Let $f$ be defined on $Q = [ -1,1 ] \times [ -1, 1 ]$ as follows: $f(x,y) = x^2+y^2$ if $x^2 + y^2 \le 1,$ and otherwise, $f(x,y) = 0.$ Compute the volume of this ordinate set.
I tried expressing this volume as $$\int_{-1}^1 \int_{-\sqrt{1-x^2}}^{\sqrt{1-x^2}} x^2+y^2 dy dx,$$
but after computing the inner integral, the resulting outer integral seems a bit complicated. It should still be solvable, but is there a nicer way to do this?
Yes! Absolutely.
You can use polar coordinates to express the same integral.

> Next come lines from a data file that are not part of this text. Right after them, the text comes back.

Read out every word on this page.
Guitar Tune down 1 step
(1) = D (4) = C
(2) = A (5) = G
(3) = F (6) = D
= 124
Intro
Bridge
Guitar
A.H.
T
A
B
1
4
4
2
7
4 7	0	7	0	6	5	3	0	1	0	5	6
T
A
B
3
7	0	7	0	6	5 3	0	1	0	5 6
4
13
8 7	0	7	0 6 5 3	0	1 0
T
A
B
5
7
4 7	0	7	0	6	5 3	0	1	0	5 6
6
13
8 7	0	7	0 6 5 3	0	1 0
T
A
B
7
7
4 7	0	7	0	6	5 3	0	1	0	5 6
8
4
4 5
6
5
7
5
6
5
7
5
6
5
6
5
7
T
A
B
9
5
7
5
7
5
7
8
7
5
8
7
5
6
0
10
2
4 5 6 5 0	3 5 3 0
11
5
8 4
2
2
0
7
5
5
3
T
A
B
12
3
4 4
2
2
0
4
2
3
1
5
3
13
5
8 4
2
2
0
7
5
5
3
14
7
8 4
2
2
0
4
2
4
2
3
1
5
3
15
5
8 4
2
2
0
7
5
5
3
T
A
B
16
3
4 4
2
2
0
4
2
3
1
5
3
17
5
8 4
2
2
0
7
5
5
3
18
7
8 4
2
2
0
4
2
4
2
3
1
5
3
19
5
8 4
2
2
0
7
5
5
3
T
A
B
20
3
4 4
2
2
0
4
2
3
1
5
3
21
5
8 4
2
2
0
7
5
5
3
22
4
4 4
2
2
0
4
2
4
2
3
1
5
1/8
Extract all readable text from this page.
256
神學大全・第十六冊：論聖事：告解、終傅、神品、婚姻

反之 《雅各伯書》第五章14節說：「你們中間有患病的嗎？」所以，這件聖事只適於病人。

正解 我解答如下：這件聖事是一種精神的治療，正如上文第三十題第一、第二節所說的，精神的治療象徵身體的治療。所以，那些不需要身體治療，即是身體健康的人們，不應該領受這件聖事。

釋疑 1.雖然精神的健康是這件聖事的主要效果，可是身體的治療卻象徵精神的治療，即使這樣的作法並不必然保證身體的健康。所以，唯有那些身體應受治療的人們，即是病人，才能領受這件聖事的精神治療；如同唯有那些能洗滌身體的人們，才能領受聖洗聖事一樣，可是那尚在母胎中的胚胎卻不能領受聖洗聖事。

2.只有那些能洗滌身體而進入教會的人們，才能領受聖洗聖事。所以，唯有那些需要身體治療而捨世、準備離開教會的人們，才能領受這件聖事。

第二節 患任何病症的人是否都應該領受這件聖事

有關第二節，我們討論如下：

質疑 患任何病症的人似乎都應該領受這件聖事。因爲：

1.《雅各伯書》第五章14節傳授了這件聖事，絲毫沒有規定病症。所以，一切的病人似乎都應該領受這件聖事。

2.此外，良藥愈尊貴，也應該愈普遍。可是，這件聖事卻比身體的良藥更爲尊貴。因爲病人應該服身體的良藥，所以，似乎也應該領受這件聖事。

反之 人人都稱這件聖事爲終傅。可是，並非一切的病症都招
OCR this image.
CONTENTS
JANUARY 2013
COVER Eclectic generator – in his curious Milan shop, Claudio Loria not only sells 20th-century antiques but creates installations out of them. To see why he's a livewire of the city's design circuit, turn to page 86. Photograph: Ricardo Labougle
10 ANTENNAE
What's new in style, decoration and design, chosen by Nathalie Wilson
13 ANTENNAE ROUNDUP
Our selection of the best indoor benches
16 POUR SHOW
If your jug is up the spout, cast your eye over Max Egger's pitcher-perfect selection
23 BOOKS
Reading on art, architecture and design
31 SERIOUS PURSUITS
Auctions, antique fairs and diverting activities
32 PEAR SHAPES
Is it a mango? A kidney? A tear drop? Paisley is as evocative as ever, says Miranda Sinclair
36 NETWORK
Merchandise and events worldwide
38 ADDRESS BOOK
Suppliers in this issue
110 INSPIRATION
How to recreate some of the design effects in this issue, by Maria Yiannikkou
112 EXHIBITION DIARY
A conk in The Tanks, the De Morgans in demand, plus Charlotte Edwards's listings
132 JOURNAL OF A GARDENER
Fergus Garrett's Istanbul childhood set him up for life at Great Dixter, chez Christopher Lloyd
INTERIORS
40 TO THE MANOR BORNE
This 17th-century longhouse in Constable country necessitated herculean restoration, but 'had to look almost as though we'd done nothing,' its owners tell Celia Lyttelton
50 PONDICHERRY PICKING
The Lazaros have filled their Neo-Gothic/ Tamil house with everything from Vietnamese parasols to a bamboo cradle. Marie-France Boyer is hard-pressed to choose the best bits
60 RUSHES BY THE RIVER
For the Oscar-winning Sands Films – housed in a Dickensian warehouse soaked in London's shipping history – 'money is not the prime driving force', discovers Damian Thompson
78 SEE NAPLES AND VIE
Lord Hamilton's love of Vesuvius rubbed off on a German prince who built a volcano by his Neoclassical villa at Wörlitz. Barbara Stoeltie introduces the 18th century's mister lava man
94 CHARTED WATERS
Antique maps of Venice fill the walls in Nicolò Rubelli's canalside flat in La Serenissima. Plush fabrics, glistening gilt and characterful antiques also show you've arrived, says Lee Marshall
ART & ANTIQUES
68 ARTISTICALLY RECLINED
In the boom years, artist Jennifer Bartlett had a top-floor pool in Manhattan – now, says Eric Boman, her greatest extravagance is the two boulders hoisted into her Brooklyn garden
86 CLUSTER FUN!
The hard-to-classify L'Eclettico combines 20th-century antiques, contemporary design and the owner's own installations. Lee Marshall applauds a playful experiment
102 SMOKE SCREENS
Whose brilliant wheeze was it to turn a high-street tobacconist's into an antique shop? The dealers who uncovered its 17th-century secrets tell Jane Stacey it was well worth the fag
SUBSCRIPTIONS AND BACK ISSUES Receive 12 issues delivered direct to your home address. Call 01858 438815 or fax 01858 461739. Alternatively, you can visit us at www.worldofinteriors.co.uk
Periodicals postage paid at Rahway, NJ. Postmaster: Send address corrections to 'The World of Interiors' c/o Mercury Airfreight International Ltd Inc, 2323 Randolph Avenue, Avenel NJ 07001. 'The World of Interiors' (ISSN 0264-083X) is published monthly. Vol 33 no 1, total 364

You are basically integrating over the unit circle, since anything outside of $x^2 + y^2 \leq 1$ is $0$.
One thing to note is that $\,dx\,dy = r\,dr\,d\theta$, when making that conversion.
So to go over the whole unit circle we would have $0 \leq r \leq 1$, and $0 \leq \theta \leq 2\pi$.
And of course, your integrand is $x^2+y^2$, which is equal to $r^2$.
So the new integral is $\displaystyle \int_0^{2\pi}\int_0^1 r^3 \,dr\,d\theta$, which is super easy comparatively.